An improvement in household finances and a decline in gas prices will help consumers spend $35.8 billion more in restaurants this year than they did in 2015, a nominal sales increase of 5.2 percent, according to a projection just released by the National Restaurant Association.
That gain, a continuation of 2015’s growth rate, translates into a “real” or inflation-adjusted sales rise of 2.4 percent. Because a real-sales figure does not reflect menu price increases, it is often viewed as a gauge of traffic changes.
The NRA also noted that restaurants’ bottom lines will likely be helped this year by moderation in the costs of several foods, including beef, pork, chicken, eggs and butter. The declines would follow last year’s decline in wholesale food prices of 2 percent, the first annual decline in six years.
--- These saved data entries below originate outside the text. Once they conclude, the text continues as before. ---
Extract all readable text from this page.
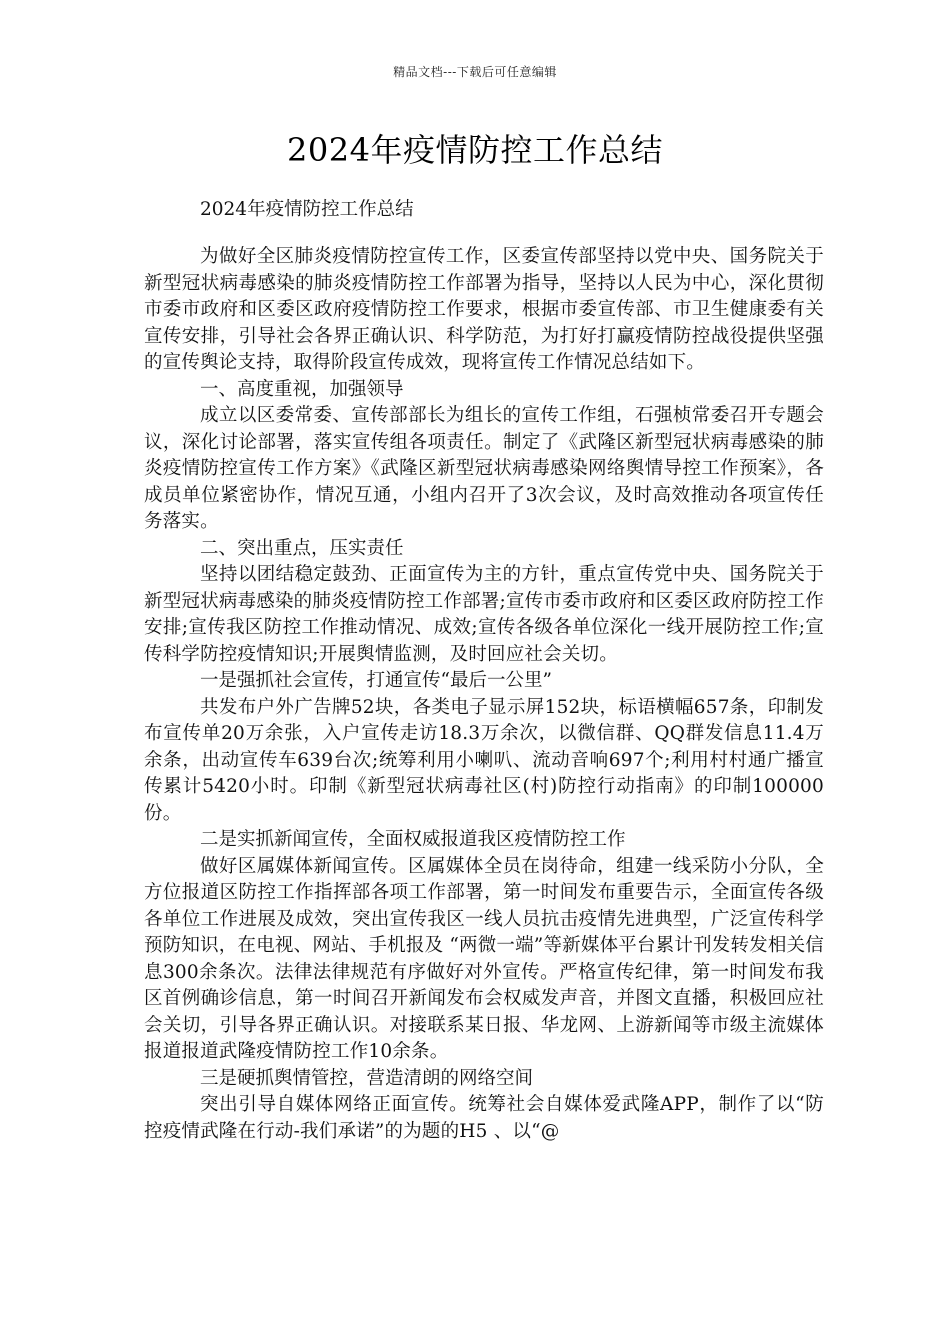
精品文档---下载后可任意编辑
2024年疫情防控工作总结

2024年疫情防控工作总结

为做好全区肺炎疫情防控宣传工作，区委宣传部坚持以党中央、国务院关于新型冠状病毒感染的肺炎疫情防控工作部署为指导，坚持以人民为中心，深化贯彻市委市政府和区委区政府疫情防控工作要求，根据市委宣传部、市卫生健康委有关宣传安排，引导社会各界正确认识、科学防范，为打好打赢疫情防控战役提供坚强的宣传舆论支持，取得阶段宣传成效，现将宣传工作情况总结如下。

一、高度重视，加强领导

成立以区委常委、宣传部部长为组长的宣传工作组，石强桢常委召开专题会议，深化讨论部署，落实宣传组各项责任。制定了《武隆区新型冠状病毒感染的肺炎疫情防控宣传工作方案》《武隆区新型冠状病毒感染网络舆情导控工作预案》，各成员单位紧密协作，情况互通，小组内召开了3次会议，及时高效推动各项宣传任务落实。

二、突出重点，压实责任

坚持以团结稳定鼓劲、正面宣传为主的方针，重点宣传党中央、国务院关于新型冠状病毒感染的肺炎疫情防控工作部署;宣传市委市政府和区委区政府防控工作安排;宣传我区防控工作推动情况、成效;宣传各级各单位深化一线开展防控工作;宣传科学防控疫情知识;开展舆情监测，及时回应社会关切。

一是强抓社会宣传，打通宣传“最后一公里”

共发布户外广告牌52块，各类电子显示屏152块，标语横幅657条，印制发布宣传单20万余张，入户宣传走访18.3万余次，以微信群、QQ群发信息11.4万余条，出动宣传车639台次;统筹利用小喇叭、流动音响697个;利用村村通广播宣传累计5420小时。印制《新型冠状病毒社区(村)防控行动指南》的印制100000份。

二是实抓新闻宣传，全面权威报道我区疫情防控工作

做好区属媒体新闻宣传。区属媒体全员在岗待命，组建一线采防小分队，全方位报道区防控工作指挥部各项工作部署，第一时间发布重要告示，全面宣传各级各单位工作进展及成效，突出宣传我区一线人员抗击疫情先进典型，广泛宣传科学预防知识，在电视、网站、手机报及 “两微一端”等新媒体平台累计刊发转发相关信息300余条次。法律法律规范有序做好对外宣传。严格宣传纪律，第一时间发布我区首例确诊信息，第一时间召开新闻发布会权威发声音，并图文直播，积极回应社会关切，引导各界正确认识。对接联系某日报、华龙网、上游新闻等市级主流媒体报道报道武隆疫情防控工作10余条。

三是硬抓舆情管控，营造清朗的网络空间

突出引导自媒体网络正面宣传。统筹社会自媒体爱武隆APP，制作了以“防控疫情武隆在行动-我们承诺”的为题的H5 、以“@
The sales increase projected by the NRA would push total industry intake above the $700-billion mark for the first time, to $720.43 billion, or roughly $2 billion per day.
The increase in dollars will not be distributed evenly across industry segments, the association warns. Nominal sales-growth rates will range from 6.8 percent for snack and beverage bars, a category that includes Starbucks, to 2.8 percent for cafeterias and buffets.
Limited-service restaurants will outpace full-service establishments, 5.9 percent to 4.9 percent. Fast-casual concepts are included in the limited-service category.